We are spending a lot of time with the channel.

We only succeed if they succeed. We are spending a lot more time front-and-centre talking to the channel.

The message is spend time out with your customer and understand what matters to them. What matters to our customers now is a greater degree of immediacy and that is what has changed.

CRN: Microsoft is going to discontinue its OneCare offering and replace it with a free offering next year (codenamed Morro).

Is there a reseller backlash against this as their sales will be impacted as a result?

TF: I’d be surprised if there is a reseller backlash against the free offering next year.

OneCare as a product has a relatively low percentage market share. I’d be surprised if any resellers were heavily concerned.

OneCare was a broader product and in the new version it’s a narrower scope of the product, creating a free offering, but it was a strategic decision.

OneCare is a very, very, very small revenue item so I can’t think of a single reseller who would have any significant portion of their business on OneCare.
We are giving a lot of warning and notice on this.

I think retailers will be the ones, because they stock it on their shelves, we are giving them quarters and quarters of notice to manage that transition, so we are not trying to keep it as a surprise to anybody. I think in terms of financial impact, it would be very modest indeed.

CRN: Resellers claim Vista is ‘dead in the water’ with the launch of Windows 7. Are you giving up on Vista?

TF: No, Vista is not ‘dead in the water’.

We have a significant amount of enterprise customers rolling out Vista, we certainly see this in a large number of PC sales, all of those PCs are running Vista.

As we look at customers today who are planning their desktop refresh strategy, they are still testing whether to transition their environment onto Vista.

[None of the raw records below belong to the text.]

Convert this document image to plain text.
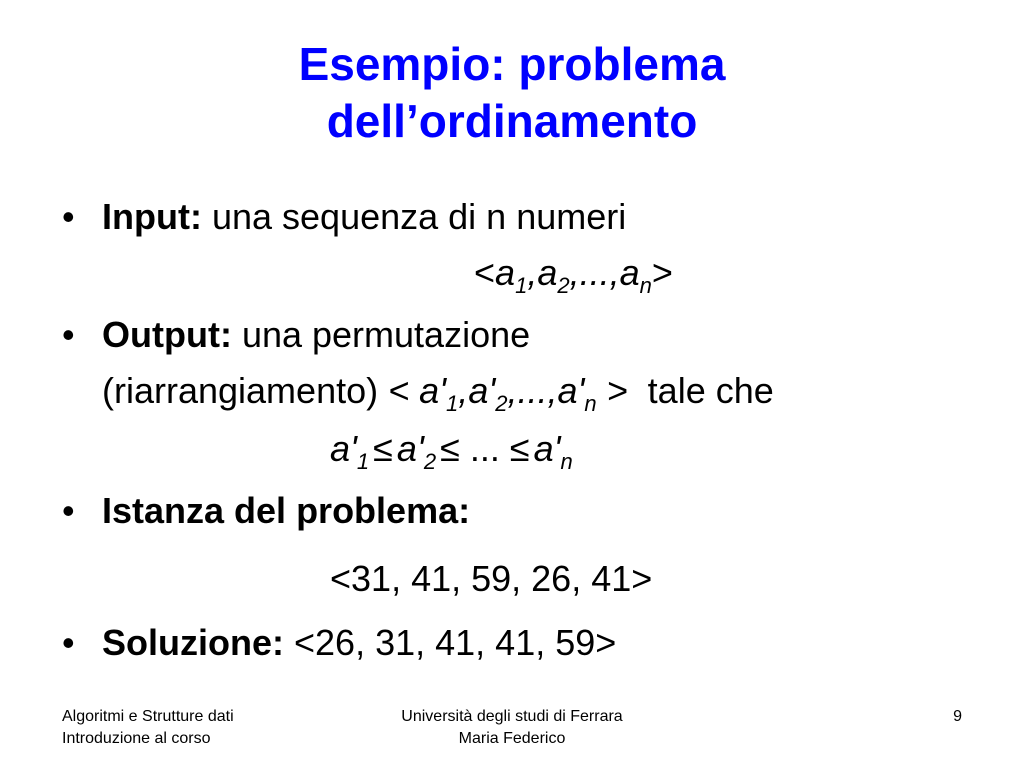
Esempio: problema
dell’ordinamento
• Input: una sequenza di n numeri
$<a_1,a_2,...,a_n>$
• Output: una permutazione
(riarrangiamento) < $a'_1,a'_2,...,a'_n$ >  tale che
$a'_1 \le a'_2$ ≤ ... ≤ $a'_n$
• Istanza del problema:
<31, 41, 59, 26, 41>
• Soluzione: <26, 31, 41, 41, 59>
Algoritmi e Strutture dati
Introduzione al corso
Università degli studi di Ferrara
Maria Federico
9
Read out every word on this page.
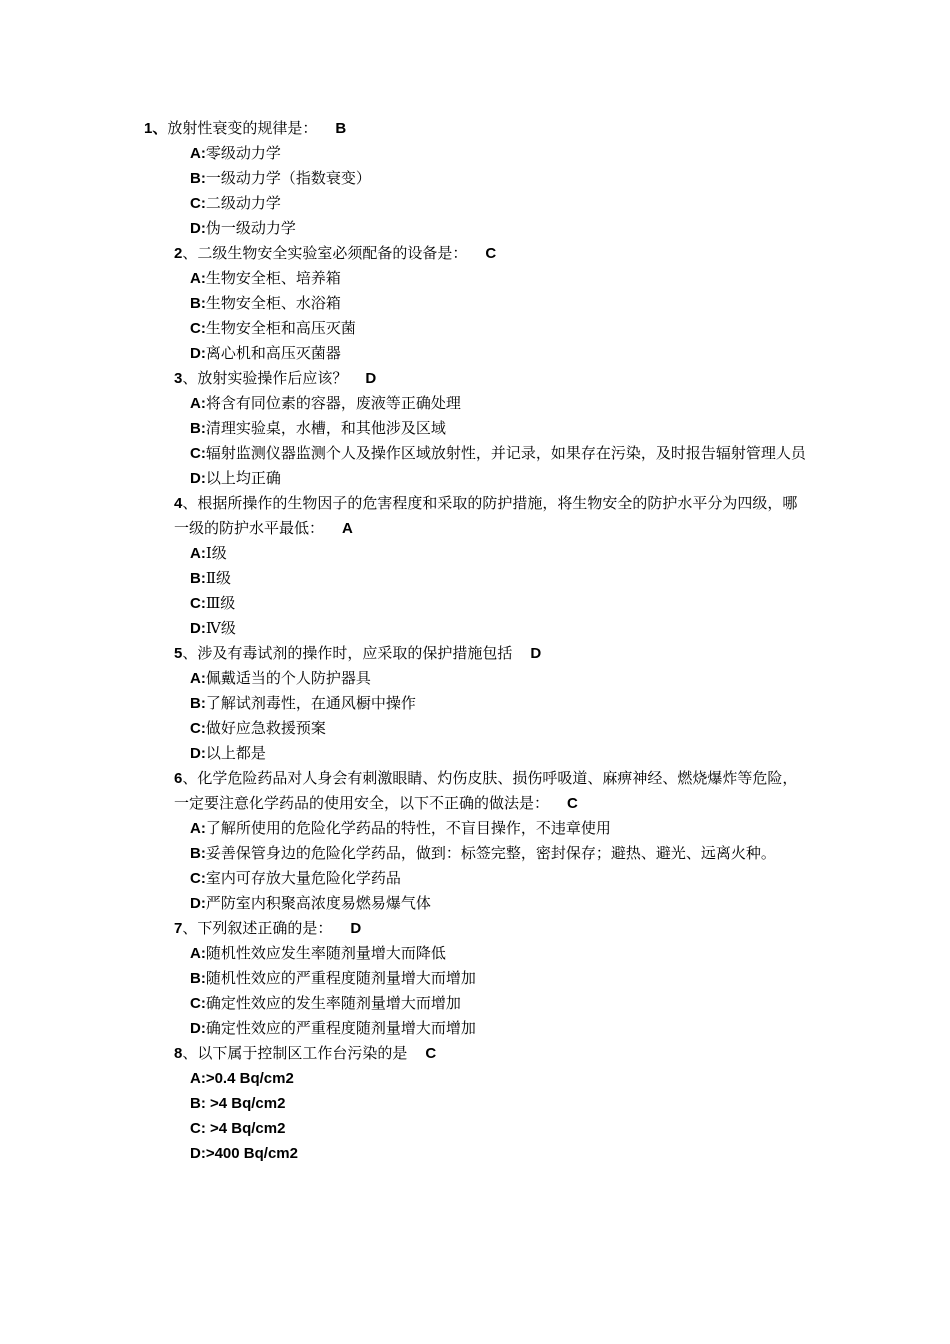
1、放射性衰变的规律是： B

A:零级动力学

B:一级动力学（指数衰变）

C:二级动力学

D:伪一级动力学

2、二级生物安全实验室必须配备的设备是： C

A:生物安全柜、培养箱

B:生物安全柜、水浴箱

C:生物安全柜和高压灭菌

D:离心机和高压灭菌器

3、放射实验操作后应该？ D

A:将含有同位素的容器，废液等正确处理

B:清理实验桌，水槽，和其他涉及区域

C:辐射监测仪器监测个人及操作区域放射性，并记录，如果存在污染，及时报告辐射管理人员

D:以上均正确

4、根据所操作的生物因子的危害程度和采取的防护措施，将生物安全的防护水平分为四级，哪一级的防护水平最低： A

A:Ⅰ级

B:Ⅱ级

C:Ⅲ级

D:Ⅳ级

5、涉及有毒试剂的操作时，应采取的保护措施包括 D

A:佩戴适当的个人防护器具

B:了解试剂毒性，在通风橱中操作

C:做好应急救援预案

D:以上都是

6、化学危险药品对人身会有刺激眼睛、灼伤皮肤、损伤呼吸道、麻痹神经、燃烧爆炸等危险，一定要注意化学药品的使用安全，以下不正确的做法是： C

A:了解所使用的危险化学药品的特性，不盲目操作，不违章使用

B:妥善保管身边的危险化学药品，做到：标签完整，密封保存；避热、避光、远离火种。

C:室内可存放大量危险化学药品

D:严防室内积聚高浓度易燃易爆气体

7、下列叙述正确的是： D

A:随机性效应发生率随剂量增大而降低

B:随机性效应的严重程度随剂量增大而增加

C:确定性效应的发生率随剂量增大而增加

D:确定性效应的严重程度随剂量增大而增加

8、以下属于控制区工作台污染的是 C

A:>0.4 Bq/cm2

B: >4 Bq/cm2

C: >4 Bq/cm2

D:>400 Bq/cm2
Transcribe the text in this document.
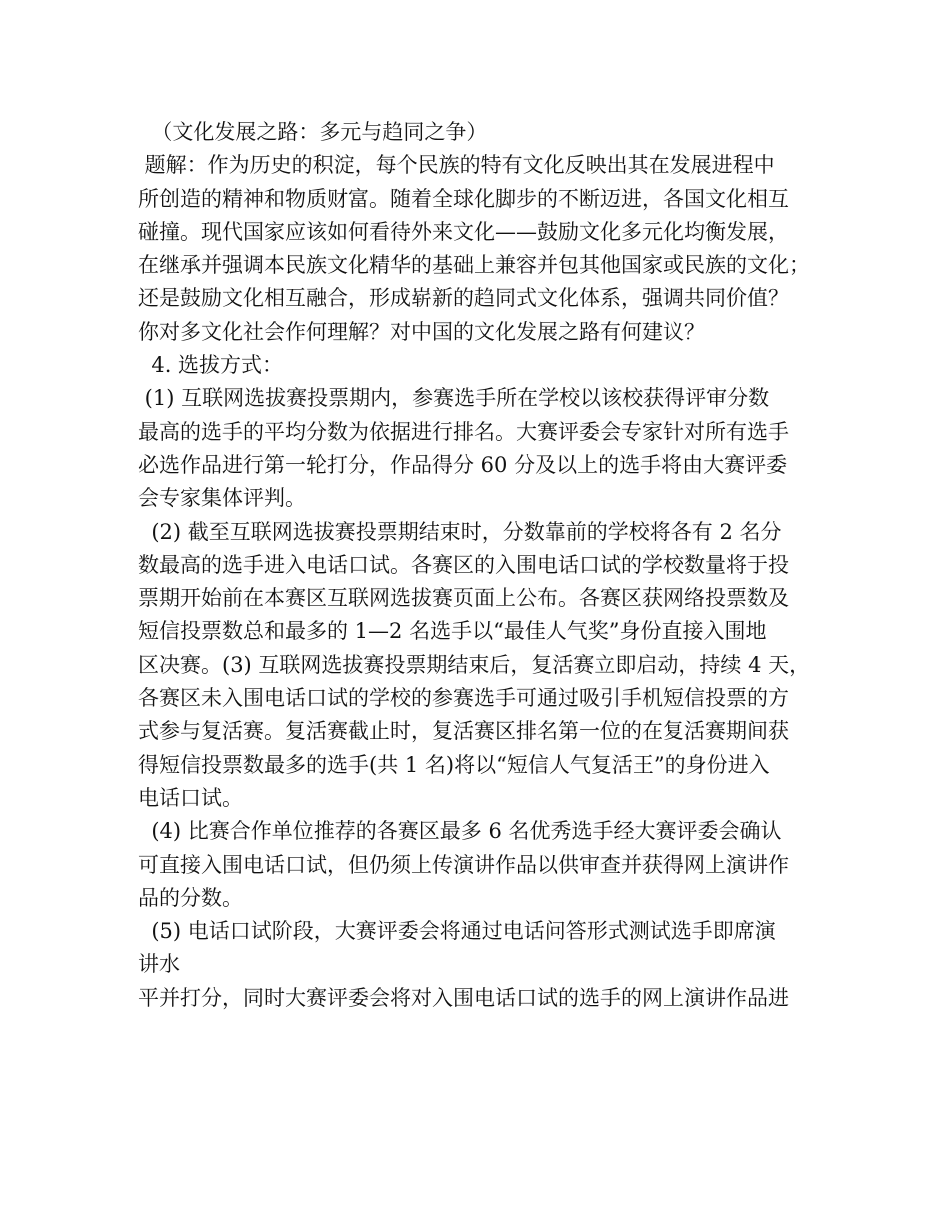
（文化发展之路：多元与趋同之争）
题解：作为历史的积淀，每个民族的特有文化反映出其在发展进程中
所创造的精神和物质财富。随着全球化脚步的不断迈进，各国文化相互
碰撞。现代国家应该如何看待外来文化——鼓励文化多元化均衡发展，
在继承并强调本民族文化精华的基础上兼容并包其他国家或民族的文化；
还是鼓励文化相互融合，形成崭新的趋同式文化体系，强调共同价值？
你对多文化社会作何理解？对中国的文化发展之路有何建议？
4. 选拔方式：
(1) 互联网选拔赛投票期内，参赛选手所在学校以该校获得评审分数
最高的选手的平均分数为依据进行排名。大赛评委会专家针对所有选手
必选作品进行第一轮打分，作品得分 60 分及以上的选手将由大赛评委
会专家集体评判。
(2) 截至互联网选拔赛投票期结束时，分数靠前的学校将各有 2 名分
数最高的选手进入电话口试。各赛区的入围电话口试的学校数量将于投
票期开始前在本赛区互联网选拔赛页面上公布。各赛区获网络投票数及
短信投票数总和最多的 1—2 名选手以“最佳人气奖”身份直接入围地
区决赛。(3) 互联网选拔赛投票期结束后，复活赛立即启动，持续 4 天，
各赛区未入围电话口试的学校的参赛选手可通过吸引手机短信投票的方
式参与复活赛。复活赛截止时，复活赛区排名第一位的在复活赛期间获
得短信投票数最多的选手(共 1 名)将以“短信人气复活王”的身份进入
电话口试。
(4) 比赛合作单位推荐的各赛区最多 6 名优秀选手经大赛评委会确认
可直接入围电话口试，但仍须上传演讲作品以供审查并获得网上演讲作
品的分数。
(5) 电话口试阶段，大赛评委会将通过电话问答形式测试选手即席演
讲水
平并打分，同时大赛评委会将对入围电话口试的选手的网上演讲作品进
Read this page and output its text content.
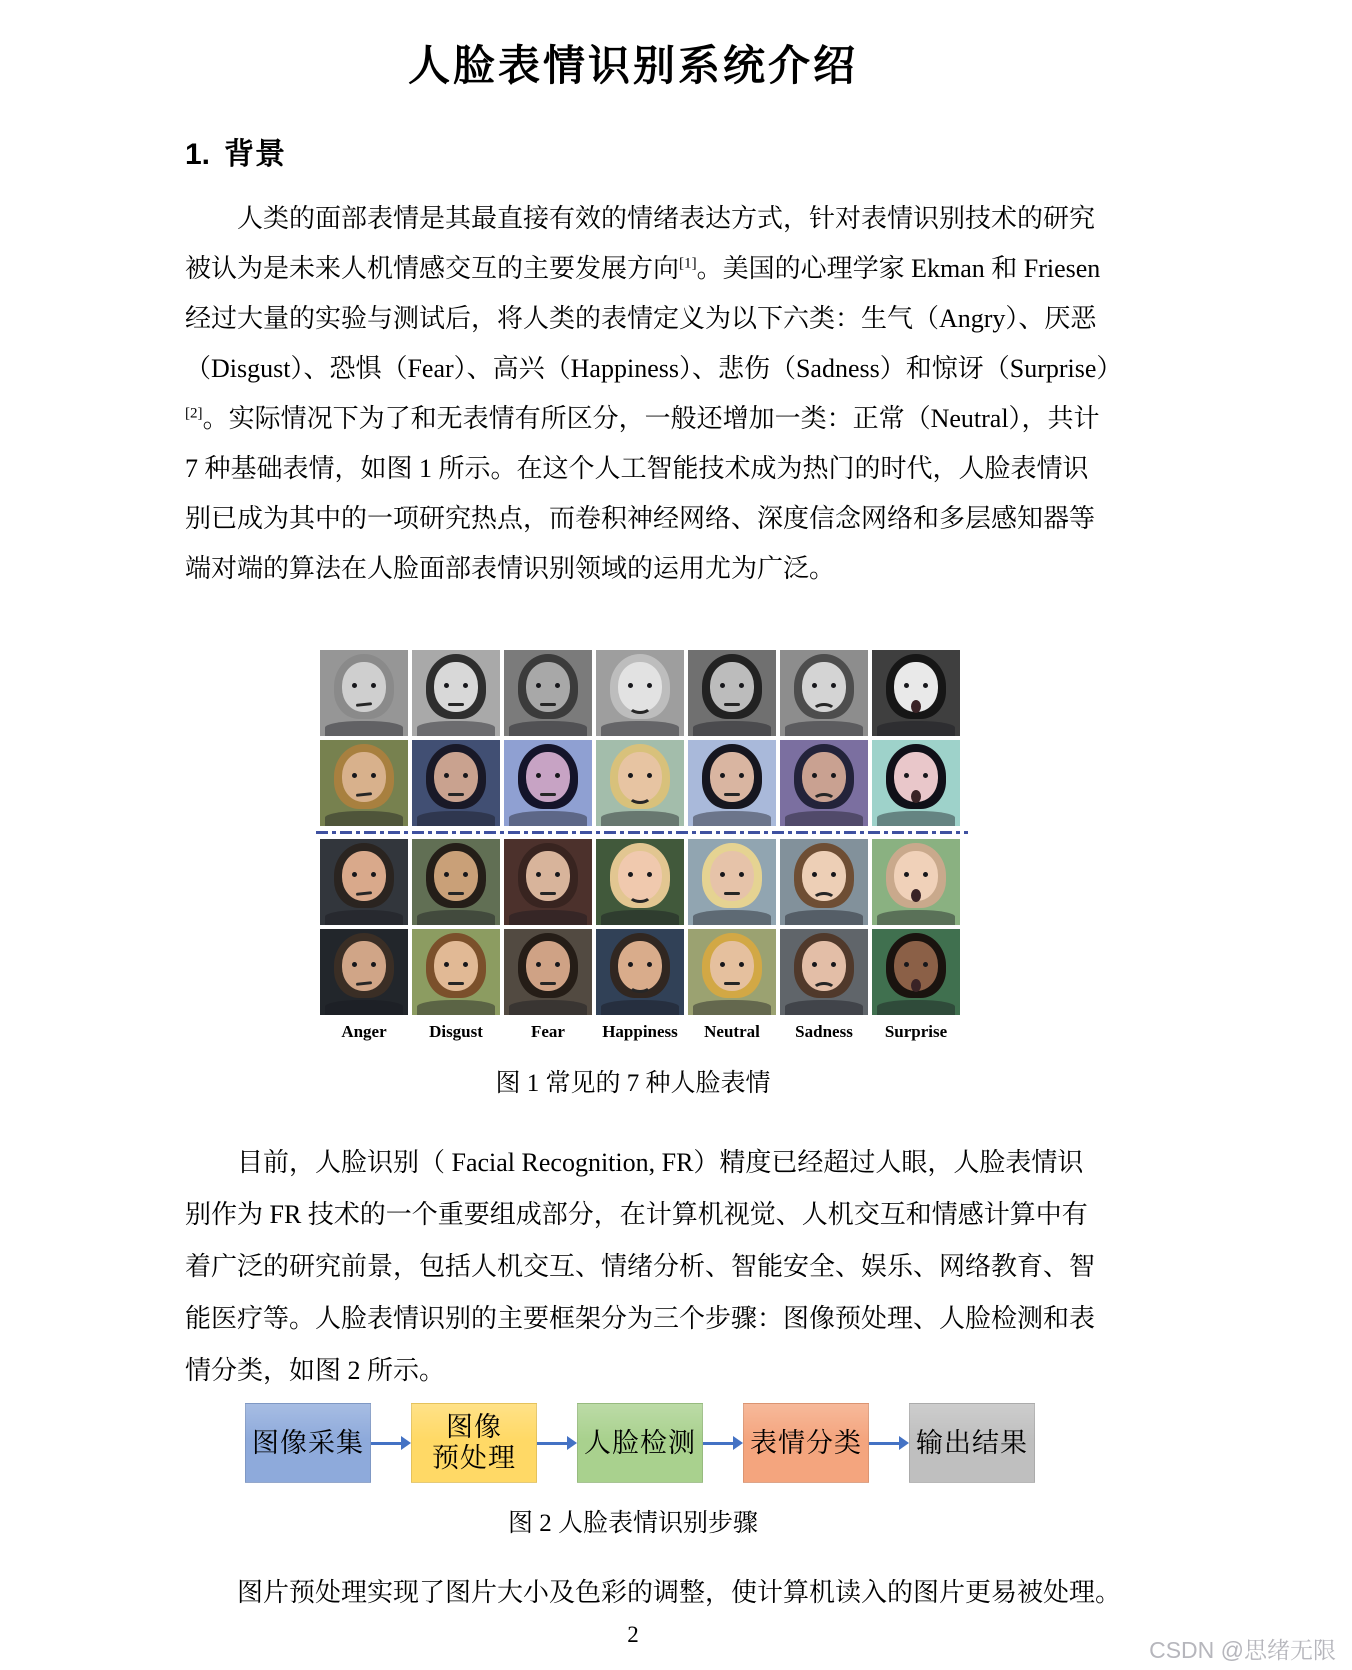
人脸表情识别系统介绍
1. 背景
人类的面部表情是其最直接有效的情绪表达方式，针对表情识别技术的研究
被认为是未来人机情感交互的主要发展方向[1]。美国的心理学家 Ekman 和 Friesen
经过大量的实验与测试后，将人类的表情定义为以下六类：生气（Angry）、厌恶
（Disgust）、恐惧（Fear）、高兴（Happiness）、悲伤（Sadness）和惊讶（Surprise）
[2]。实际情况下为了和无表情有所区分，一般还增加一类：正常（Neutral），共计
7 种基础表情，如图 1 所示。在这个人工智能技术成为热门的时代，人脸表情识
别已成为其中的一项研究热点，而卷积神经网络、深度信念网络和多层感知器等
端对端的算法在人脸面部表情识别领域的运用尤为广泛。
Anger	Disgust	Fear	Happiness	Neutral	Sadness	Surprise
图 1 常见的 7 种人脸表情
目前，人脸识别（ Facial Recognition, FR）精度已经超过人眼，人脸表情识
别作为 FR 技术的一个重要组成部分，在计算机视觉、人机交互和情感计算中有
着广泛的研究前景，包括人机交互、情绪分析、智能安全、娱乐、网络教育、智
能医疗等。人脸表情识别的主要框架分为三个步骤：图像预处理、人脸检测和表
情分类，如图 2 所示。
图像采集
图像
预处理
人脸检测 表情分类 输出结果
图 2 人脸表情识别步骤
图片预处理实现了图片大小及色彩的调整，使计算机读入的图片更易被处理。
2
CSDN @思绪无限
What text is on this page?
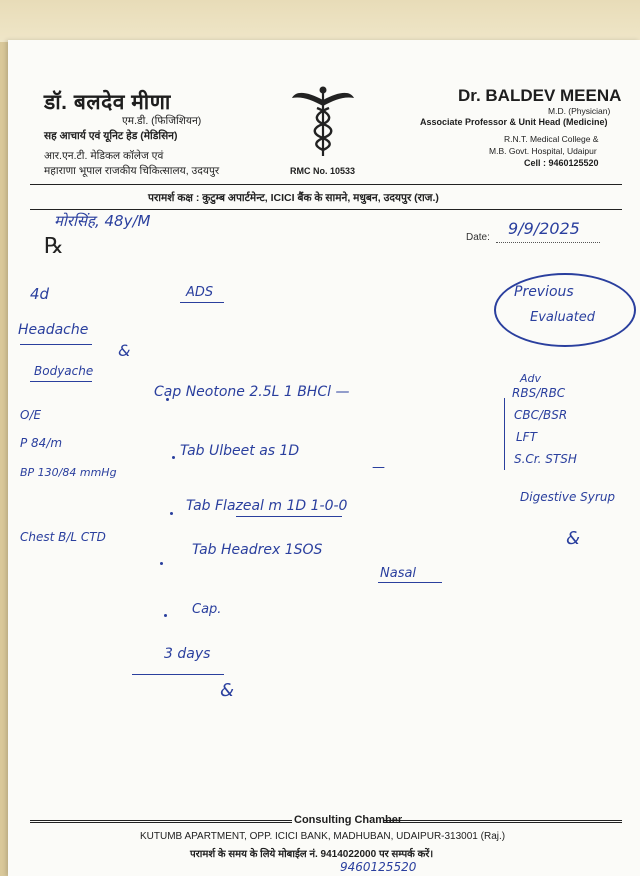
डॉ. बलदेव मीणा
एम.डी. (फिजिशियन)
सह आचार्य एवं यूनिट हेड (मेडिसिन)
आर.एन.टी. मेडिकल कॉलेज एवं
महाराणा भूपाल राजकीय चिकित्सालय, उदयपुर	RMC No. 10533
Dr. BALDEV MEENA
M.D. (Physician)
Associate Professor & Unit Head (Medicine)
R.N.T. Medical College &
M.B. Govt. Hospital, Udaipur
Cell : 9460125520
परामर्श कक्ष : कुटुम्ब अपार्टमेन्ट, ICICI बैंक के सामने, मधुबन, उदयपुर (राज.)
मोरसिंह, 48y/M
Date: 9/9/2025
℞
4d
Headache
Bodyache
&
O/E
P 84/m
BP 130/84 mmHg
Chest B/L CTD
ADS	Previous
Evaluated
Cap Neotone 2.5L 1 BHCl —
Tab Ulbeet as 1D
—
Tab Flazeal m 1D 1-0-0
Tab Headrex 1SOS
Nasal
Cap.
3 days
&
Adv
RBS/RBC
CBC/BSR
LFT
S.Cr. STSH
Digestive Syrup
&
Consulting Chamber
KUTUMB APARTMENT, OPP. ICICI BANK, MADHUBAN, UDAIPUR-313001 (Raj.)
परामर्श के समय के लिये मोबाईल नं. 9414022000 पर सम्पर्क करें।
9460125520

As they begin to roll out [the refresh], they will make a decision whether to run that on Vista, or depending on the release timeframe of Windows 7, to run it on Windows 7.

Customers are moving more towards how do they have a more managed desktop, how do they drive down that infrastructure cost, and how do they maintain a secure environment, and Vista still delivers all of that for them.

When Windows 7 comes up that becomes the new operating system for a period of time. We will have two on the market as we do now. As Windows 7 comes out, that becomes the new baseline, it is 100 percent compatible to Vista. Windows 7 is an evolution of Vista if you like.

Negative criticism of Vista when it came out was more to do with compatibility and drivers for hardware compatibility and that has changed dramatically because we made significant investments to make that an easier experience for customers.

Certainly there was negativity around when Vista first came out, but I think it’s fair to say we addressed many of those concerns.

CRN: Will resellers be impacted following the Microsoft and Telstra Software-as-a-Service (SaaS) alliance?

TF: What we are addressing with the Telstra alliance is the SMB customer space.

We are trying to reach a market that I don’t think exists today in Australia. When you look at that small business market, these are not necessarily people who have any IT skills, so they will still require the channel.

We do maintain a position for the channel because there are other services that these customers may need, including installing PCs.

We are still making sure the channel makes money out of this, too.